PERCEPTION OF QUALIFIED MEDICAL PRACTITIONERS TOWARDS PRESCRIBING IN INTERNATIONAL NON-PROPRIETARY (GENERIC) NAMES – AN OBSERVATIONAL, CROSS SECTIONAL STUDY AT A TERTIARY CARE HOSPITAL IN INDIA
Objectives: The study was conducted to assess the perception and practice of medical practitioners, working in tertiary care and teaching institutions in Eastern India, regarding the use of generic (non proprietary) names while prescribing. The study tried to assess their perception towards using drugs from the National List of Essential Medicine (NLEM), as well.

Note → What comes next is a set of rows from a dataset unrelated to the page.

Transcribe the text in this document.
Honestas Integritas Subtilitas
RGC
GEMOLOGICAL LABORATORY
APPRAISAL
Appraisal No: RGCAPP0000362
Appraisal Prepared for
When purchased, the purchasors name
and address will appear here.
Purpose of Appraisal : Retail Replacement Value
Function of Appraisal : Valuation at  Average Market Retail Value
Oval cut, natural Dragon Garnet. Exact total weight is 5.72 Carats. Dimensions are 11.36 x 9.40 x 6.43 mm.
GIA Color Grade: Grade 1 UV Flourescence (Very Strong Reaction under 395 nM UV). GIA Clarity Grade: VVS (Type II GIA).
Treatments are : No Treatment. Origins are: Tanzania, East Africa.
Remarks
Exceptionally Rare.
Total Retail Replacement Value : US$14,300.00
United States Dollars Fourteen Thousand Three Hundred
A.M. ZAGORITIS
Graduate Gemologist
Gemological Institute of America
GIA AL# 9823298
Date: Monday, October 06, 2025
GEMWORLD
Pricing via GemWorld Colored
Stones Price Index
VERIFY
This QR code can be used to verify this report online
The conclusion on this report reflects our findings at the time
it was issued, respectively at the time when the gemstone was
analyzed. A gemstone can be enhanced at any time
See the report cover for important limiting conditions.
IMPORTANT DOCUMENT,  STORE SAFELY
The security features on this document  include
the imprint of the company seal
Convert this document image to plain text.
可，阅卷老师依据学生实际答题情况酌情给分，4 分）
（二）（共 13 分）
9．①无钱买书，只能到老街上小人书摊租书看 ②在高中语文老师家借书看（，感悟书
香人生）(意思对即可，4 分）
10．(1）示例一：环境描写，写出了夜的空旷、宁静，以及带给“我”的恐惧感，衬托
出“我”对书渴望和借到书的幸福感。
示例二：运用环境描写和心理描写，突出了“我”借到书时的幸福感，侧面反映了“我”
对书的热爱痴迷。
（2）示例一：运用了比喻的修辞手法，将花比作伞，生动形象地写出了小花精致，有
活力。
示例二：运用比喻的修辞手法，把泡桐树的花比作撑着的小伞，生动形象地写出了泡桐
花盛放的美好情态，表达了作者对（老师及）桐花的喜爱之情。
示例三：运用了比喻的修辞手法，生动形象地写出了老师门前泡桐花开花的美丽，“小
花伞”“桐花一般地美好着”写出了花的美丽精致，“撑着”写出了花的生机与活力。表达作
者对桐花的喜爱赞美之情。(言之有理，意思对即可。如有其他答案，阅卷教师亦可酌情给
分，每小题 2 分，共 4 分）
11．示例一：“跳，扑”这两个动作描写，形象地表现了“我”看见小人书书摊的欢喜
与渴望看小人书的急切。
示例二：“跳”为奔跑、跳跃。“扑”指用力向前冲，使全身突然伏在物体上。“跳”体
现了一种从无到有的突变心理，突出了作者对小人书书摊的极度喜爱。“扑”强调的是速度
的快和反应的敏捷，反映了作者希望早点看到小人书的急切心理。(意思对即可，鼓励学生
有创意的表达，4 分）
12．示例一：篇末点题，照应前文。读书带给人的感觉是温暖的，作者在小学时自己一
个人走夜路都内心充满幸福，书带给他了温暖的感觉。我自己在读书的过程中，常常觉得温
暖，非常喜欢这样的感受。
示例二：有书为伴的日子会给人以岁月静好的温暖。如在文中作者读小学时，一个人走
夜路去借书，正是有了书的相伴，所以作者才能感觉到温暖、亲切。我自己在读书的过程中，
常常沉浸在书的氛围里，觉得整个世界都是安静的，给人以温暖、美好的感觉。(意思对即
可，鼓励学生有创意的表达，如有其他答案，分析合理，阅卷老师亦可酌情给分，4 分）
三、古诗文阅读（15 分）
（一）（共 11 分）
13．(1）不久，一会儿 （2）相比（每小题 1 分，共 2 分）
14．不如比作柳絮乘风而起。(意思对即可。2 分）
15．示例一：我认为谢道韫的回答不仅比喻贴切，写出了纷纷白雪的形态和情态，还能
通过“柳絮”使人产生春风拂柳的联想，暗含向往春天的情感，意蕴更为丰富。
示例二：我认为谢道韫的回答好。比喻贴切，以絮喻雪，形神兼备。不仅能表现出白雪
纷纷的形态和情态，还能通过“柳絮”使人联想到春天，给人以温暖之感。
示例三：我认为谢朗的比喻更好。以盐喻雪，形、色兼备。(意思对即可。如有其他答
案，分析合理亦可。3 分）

Methods: An observational, cross-sectional study was conducted. Medical practitioners attached to the institution were considered for the study and those who gave voluntarily consent were included. 100 participants were interviewed based on convenient random sampling. They were provided with the study questionnaire and the responses were analyzed using Microsoft Excel 2007 using charts and tables.
Results: Majority (43/100) did not feel that generic medicines are as effective as reputed brands, while 32 felt they are of equally effective. 45% (45/99) felt generics to be equally safe as and 24% (24/99) did not feel so. 86% considered generics to be cheaper. 56% did not prefer to substitute with generics in all conditions. About 73% had doubts regarding the quality of production of generics. The decision to use generics was mostly influenced by lower cost (73%) and by administrative pressure (53%). 58% felt that the NLEM does not contain all the medicines they would require in practice. 94% agreed to prescribe more in generics if the quality may be ensured.
Conclusion: Awareness about the NLEM and about generics needs to be improved. Authorities need to ensure the quality of generics and assure the prescribers about it.